Prosecution for attempt rather than completed crime, §939.32, comes within the general limitation period in § 939.74(1). Therefore, although prosecution for homicide may be commenced at any time, § 939.74(2)(a), Larson’s prosecution for attempted first-degree intentional homicide had to be commenced within 6 years, and must be dismissed as untimely.
The court concludes that § 939.74(2)(a) is ambiguous on this point, and its ensuing analysis contains three points.
- Statutory history.The statutes have always treated a completed homicide (historically: “murder”) differently from attempt for limitation-period purposes. The 1988 revision, which reflects the current version, didn’t effect any change in this respect, ¶11.
- Foreign authority. People v. Edwards, 434 N.E.2d 1179 (Ill. App. Ct. 1982); Lamb v. Coursey, 243 P.3d 130 (Or. Ct. App. 2010): “Both cases conclude that, when the statute of limitations explicitly mentions the completed crime, but not the attempt, the statute does not apply to a prosecution for the attempted crime,” ¶12.
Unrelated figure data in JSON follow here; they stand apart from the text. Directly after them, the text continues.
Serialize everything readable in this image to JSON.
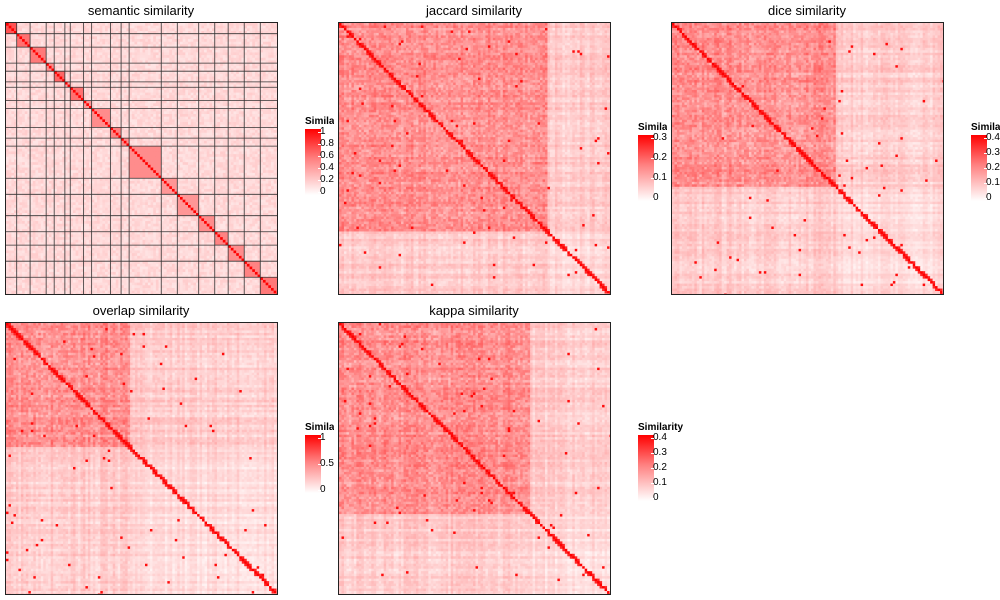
{
  "colors": {
    "low": "#ffffff",
    "high": "#ff0000",
    "frame": "#222222",
    "grid": "#333333"
  },
  "chart_data": [
    {
      "type": "heatmap",
      "title": "semantic similarity",
      "legend_title": "Similarity",
      "legend_visible_title": "Simila",
      "legend_ticks": [
        "1",
        "0.8",
        "0.6",
        "0.4",
        "0.2",
        "0"
      ],
      "value_range": [
        0,
        1
      ],
      "clusters": [
        {
          "size": 4,
          "within": 0.9
        },
        {
          "size": 5,
          "within": 0.75
        },
        {
          "size": 6,
          "within": 0.7
        },
        {
          "size": 3,
          "within": 0.6
        },
        {
          "size": 4,
          "within": 0.8
        },
        {
          "size": 2,
          "within": 0.5
        },
        {
          "size": 5,
          "within": 0.75
        },
        {
          "size": 3,
          "within": 0.55
        },
        {
          "size": 7,
          "within": 0.6
        },
        {
          "size": 4,
          "within": 0.65
        },
        {
          "size": 3,
          "within": 0.6
        },
        {
          "size": 12,
          "within": 0.6
        },
        {
          "size": 6,
          "within": 0.55
        },
        {
          "size": 8,
          "within": 0.55
        },
        {
          "size": 6,
          "within": 0.6
        },
        {
          "size": 5,
          "within": 0.65
        },
        {
          "size": 6,
          "within": 0.6
        },
        {
          "size": 6,
          "within": 0.65
        },
        {
          "size": 7,
          "within": 0.7
        }
      ],
      "background_level": 0.2,
      "blank_rows": [
        7,
        11,
        13,
        14,
        15,
        16,
        21,
        25,
        26,
        28,
        30
      ]
    },
    {
      "type": "heatmap",
      "title": "jaccard similarity",
      "legend_title": "Similarity",
      "legend_visible_title": "Simila",
      "legend_ticks": [
        "0.3",
        "0.2",
        "0.1",
        "0"
      ],
      "value_range": [
        0,
        0.3
      ],
      "block_structure": "large block top-left (~75% of rows), weak lower-right region",
      "main_block_fraction": 0.76
    },
    {
      "type": "heatmap",
      "title": "dice similarity",
      "legend_title": "Similarity",
      "legend_visible_title": "Simila",
      "legend_ticks": [
        "0.4",
        "0.3",
        "0.2",
        "0.1",
        "0"
      ],
      "value_range": [
        0,
        0.4
      ],
      "block_structure": "strong block top-left (~60% of rows), lighter lower-right",
      "main_block_fraction": 0.6
    },
    {
      "type": "heatmap",
      "title": "overlap similarity",
      "legend_title": "Similarity",
      "legend_visible_title": "Simila",
      "legend_ticks": [
        "1",
        "0.5",
        "0"
      ],
      "value_range": [
        0,
        1
      ],
      "block_structure": "diffuse with moderate block upper-left",
      "main_block_fraction": 0.45
    },
    {
      "type": "heatmap",
      "title": "kappa similarity",
      "legend_title": "Similarity",
      "legend_visible_title": "Similarity",
      "legend_ticks": [
        "0.4",
        "0.3",
        "0.2",
        "0.1",
        "0"
      ],
      "value_range": [
        0,
        0.4
      ],
      "block_structure": "large block top-left (~70% of rows), weak lower-right",
      "main_block_fraction": 0.7
    }
  ]
}
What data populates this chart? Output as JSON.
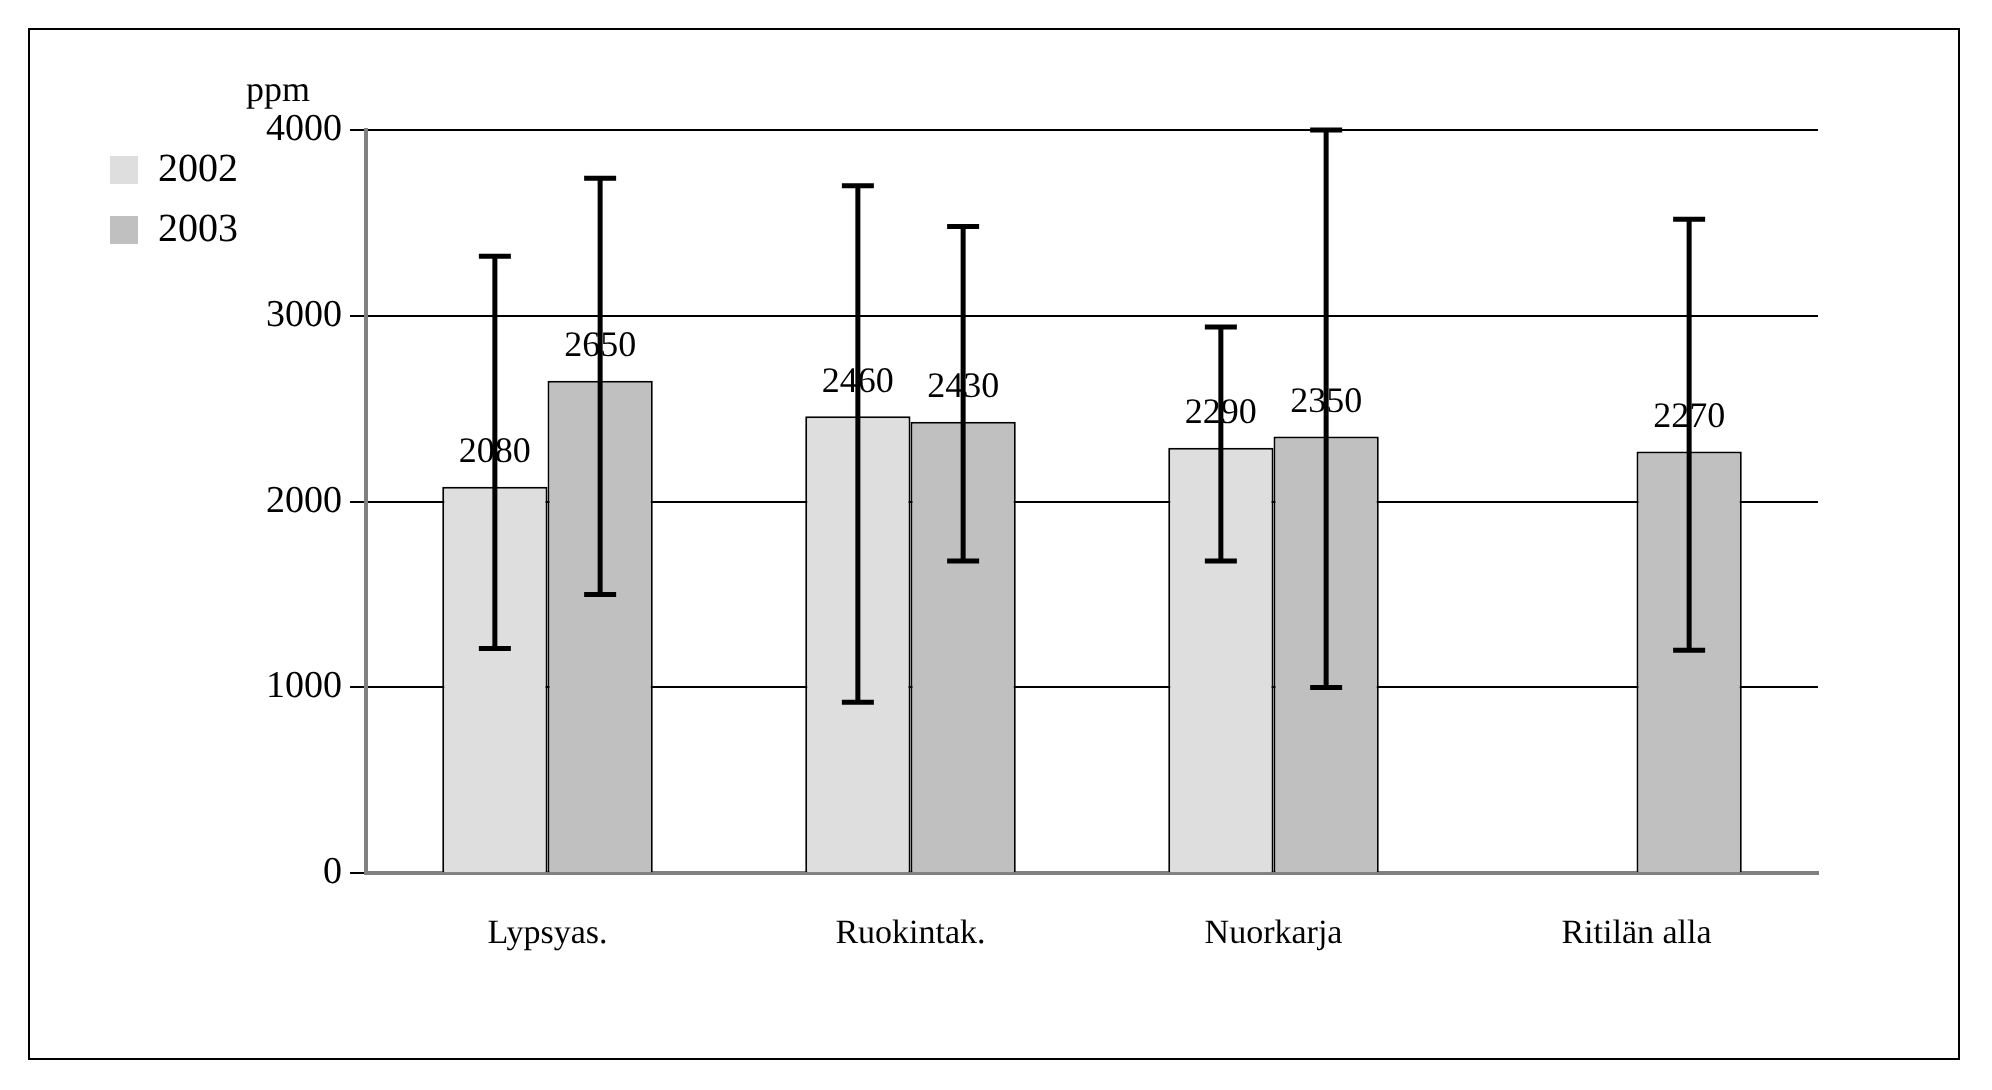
{
  "chart_data": {
    "type": "bar",
    "ylabel": "ppm",
    "categories": [
      "Lypsyas.",
      "Ruokintak.",
      "Nuorkarja",
      "Ritilän alla"
    ],
    "series": [
      {
        "name": "2002",
        "color": "#dedede",
        "values": [
          2080,
          2460,
          2290,
          null
        ],
        "errors": [
          [
            1210,
            3320
          ],
          [
            920,
            3700
          ],
          [
            1680,
            2940
          ],
          null
        ]
      },
      {
        "name": "2003",
        "color": "#c0c0c0",
        "values": [
          2650,
          2430,
          2350,
          2270
        ],
        "errors": [
          [
            1500,
            3740
          ],
          [
            1680,
            3480
          ],
          [
            1000,
            4000
          ],
          [
            1200,
            3520
          ]
        ]
      }
    ],
    "ylim": [
      0,
      4000
    ],
    "yticks": [
      0,
      1000,
      2000,
      3000,
      4000
    ],
    "grid": "y",
    "legend": "top left",
    "data_labels": true
  }
}
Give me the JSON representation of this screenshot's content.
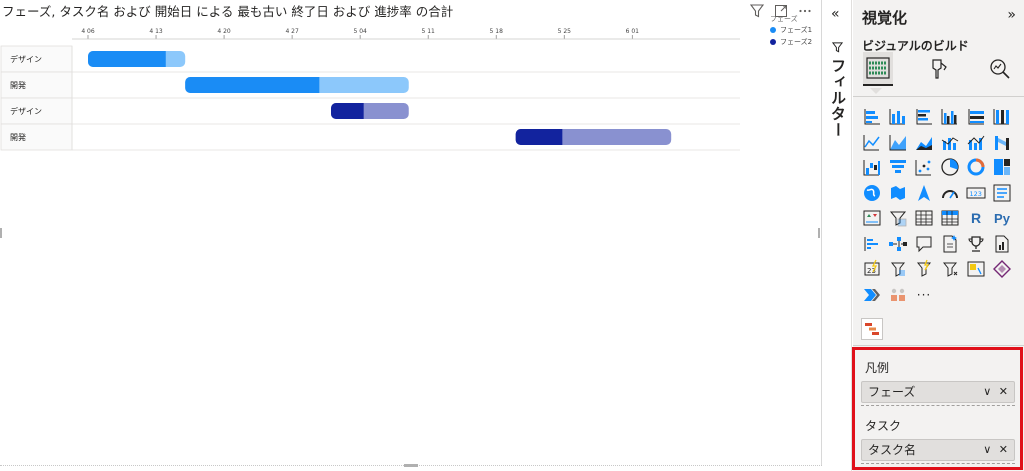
{
  "chart": {
    "title": "フェーズ, タスク名 および 開始日 による 最も古い 終了日 および 進捗率 の合計",
    "legend_title": "フェーズ",
    "header_icons": [
      "filter-icon",
      "focus-mode-icon",
      "more-options-icon"
    ],
    "colors": {
      "phase1_done": "#1a8cf5",
      "phase1_remaining": "#8cc8fb",
      "phase2_done": "#12239e",
      "phase2_remaining": "#8991d0",
      "grid": "#e1dfdd"
    }
  },
  "chart_data": {
    "type": "gantt",
    "title": "フェーズ, タスク名 および 開始日 による 最も古い 終了日 および 進捗率 の合計",
    "x_ticks": [
      "4 06",
      "4 13",
      "4 20",
      "4 27",
      "5 04",
      "5 11",
      "5 18",
      "5 25",
      "6 01"
    ],
    "x_start_day": 0,
    "legend": [
      {
        "name": "フェーズ1",
        "color": "#1a8cf5"
      },
      {
        "name": "フェーズ2",
        "color": "#12239e"
      }
    ],
    "tasks": [
      {
        "label": "デザイン",
        "phase": "フェーズ1",
        "start": "4 06",
        "end": "4 16",
        "progress": 0.8
      },
      {
        "label": "開発",
        "phase": "フェーズ1",
        "start": "4 16",
        "end": "5 09",
        "progress": 0.6
      },
      {
        "label": "デザイン",
        "phase": "フェーズ2",
        "start": "5 01",
        "end": "5 09",
        "progress": 0.42
      },
      {
        "label": "開発",
        "phase": "フェーズ2",
        "start": "5 20",
        "end": "6 05",
        "progress": 0.3
      }
    ]
  },
  "filter_pane": {
    "label": "フィルター",
    "collapse_glyph": "«"
  },
  "viz_pane": {
    "title": "視覚化",
    "expand_glyph": "»",
    "subtitle": "ビジュアルのビルド",
    "more_glyph": "···",
    "r_label": "R",
    "py_label": "Py",
    "num_label": "123",
    "wells": [
      {
        "label": "凡例",
        "value": "フェーズ"
      },
      {
        "label": "タスク",
        "value": "タスク名"
      }
    ],
    "well_ctrl": "∨ ✕"
  }
}
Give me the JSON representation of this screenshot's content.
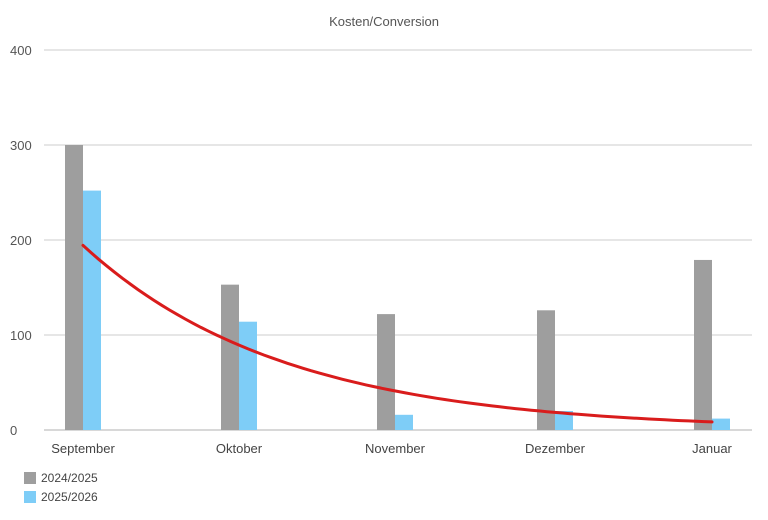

- Penalty structure. “If the legislature views completed first-degree intentional homicide as more serious than attempted first-degree intentional homicide for sentencing purposes, it is logical to conclude the legislature also views the completed offense as more serious for statute of limitations purposes. It therefore follows that the legislature intended the attempted crime to have a shorter statute of limitations than the completed crime, which is one of only a small number of offenses that may be prosecuted at any time,” ¶15.